33 When Jesus saw her weeping, and the Jews who had come along with her also weeping, he was deeply moved in spirit and troubled. 34 “Where have you laid him?” he asked.

“Come and see, Lord,” they replied.

35 Jesus wept.

36 Then the Jews said, “See how he loved him!”

5 comments:

Hope T. said...

I'm so sorry for your family's loss of a loved one.

PRS & ALS said...

I'm sorry too for the loss of Denise's father. And thank you for your honesty and vulnerability.

jmj said...

Thanks for your shared sorry.

Eagle said...

MJ...I'm sorry for your loss. I can't tell you how sorry I am. I wish I could take you to a Starbucks and just listen.

Death is hard...I can't give you a lot of advice except to say that it is hard. I think you learn to adjust, but what makes it difficult is all the holidays, family evsnts, etc.. that your relative will not be a part of.

In October 2009 my family buried my grandmother. I've known her my entire life and have been dealing with her being gone. My Dad can't remove her from his cell phone. In my life for 35 years and then gone. What made it harder for me is thinking of what evangelicals said about Catholics not being saved...and thinking of my Irish Catholic as well. That happened at her funeral.

The link I posted below I think is bothersome. They had a sad situation a couple of years ago here in the DC/Baltimore area. In a custody battle a husband drowned his three children in a bathroom in a hotel in Baltimore's inner harbor. The wife was in an orchestra at a mega church in the DC area. During the news conference at the church she spent some time answering questions about her divorce, problems with her husband, etc.. to the press. Then she spent time talking about how God is still in control still has a plan, etc.. On the local DC TV news when they baordcast her remarks with the Senior Pastor standing behind her bobbing his head. It sounded so weird...especially a few days after your 3 children are murdered.

Maybe I'm over analyzing this situation...
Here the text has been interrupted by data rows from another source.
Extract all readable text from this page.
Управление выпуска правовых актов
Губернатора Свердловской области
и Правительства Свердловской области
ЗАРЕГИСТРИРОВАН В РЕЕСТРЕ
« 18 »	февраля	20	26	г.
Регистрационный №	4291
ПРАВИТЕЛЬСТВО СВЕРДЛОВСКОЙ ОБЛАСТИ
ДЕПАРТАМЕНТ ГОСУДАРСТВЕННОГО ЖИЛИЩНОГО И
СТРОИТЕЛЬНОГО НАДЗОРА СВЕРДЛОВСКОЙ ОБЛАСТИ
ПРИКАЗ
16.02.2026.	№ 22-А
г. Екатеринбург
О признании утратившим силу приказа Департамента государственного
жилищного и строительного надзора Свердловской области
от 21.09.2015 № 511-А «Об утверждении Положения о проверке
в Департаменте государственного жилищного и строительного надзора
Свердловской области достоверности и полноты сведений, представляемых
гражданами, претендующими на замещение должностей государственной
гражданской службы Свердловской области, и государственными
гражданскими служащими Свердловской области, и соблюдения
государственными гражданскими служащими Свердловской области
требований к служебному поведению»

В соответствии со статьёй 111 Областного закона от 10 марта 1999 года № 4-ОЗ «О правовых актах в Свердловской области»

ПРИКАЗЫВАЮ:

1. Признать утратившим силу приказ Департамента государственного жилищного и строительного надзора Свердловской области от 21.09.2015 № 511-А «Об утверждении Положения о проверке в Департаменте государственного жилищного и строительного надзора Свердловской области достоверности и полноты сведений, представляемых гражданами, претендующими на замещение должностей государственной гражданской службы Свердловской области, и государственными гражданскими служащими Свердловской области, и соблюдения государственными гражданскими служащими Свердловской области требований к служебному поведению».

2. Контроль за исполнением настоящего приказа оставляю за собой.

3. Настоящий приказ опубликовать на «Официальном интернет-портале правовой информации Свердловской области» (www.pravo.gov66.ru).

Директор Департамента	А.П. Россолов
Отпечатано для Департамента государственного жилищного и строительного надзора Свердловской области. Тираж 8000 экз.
http://www.washingtonpost.com/wp-dyn/content/article/2008/04/03/AR2008040302949.html?sid=ST2008040303531

Anonymous said...

No, Eagle, you're not over-analyzing it. Christian Monist has reported the same reaction in many other cases (like the father whose teenage son was killed and disfigured in a car crash, or that young kid killed in a lawnmower accident).

Though often called "Edifying", it's probably a Christianese form of big-D Denial and an attempted search for some meaning behind "shit happens." Unfortunately this Godly Denial response ends up getting locked in as the only Christianese response and the survivors end up in a pressure cooker until they snap. That "wife who was in an orchestra at a mega-church" is probably heading for a crackup some time in the future; at which point her mega-church pastor and mega-church friends will start with the "Shun the Unbeliever... Shunnn... Shunnnn..." and things will just get worse.

Remember when Jesus was quizzed about that tower collapse at Siloam? Asked about the spiritual meaning of it, He effectively said "Sometimes shit happens."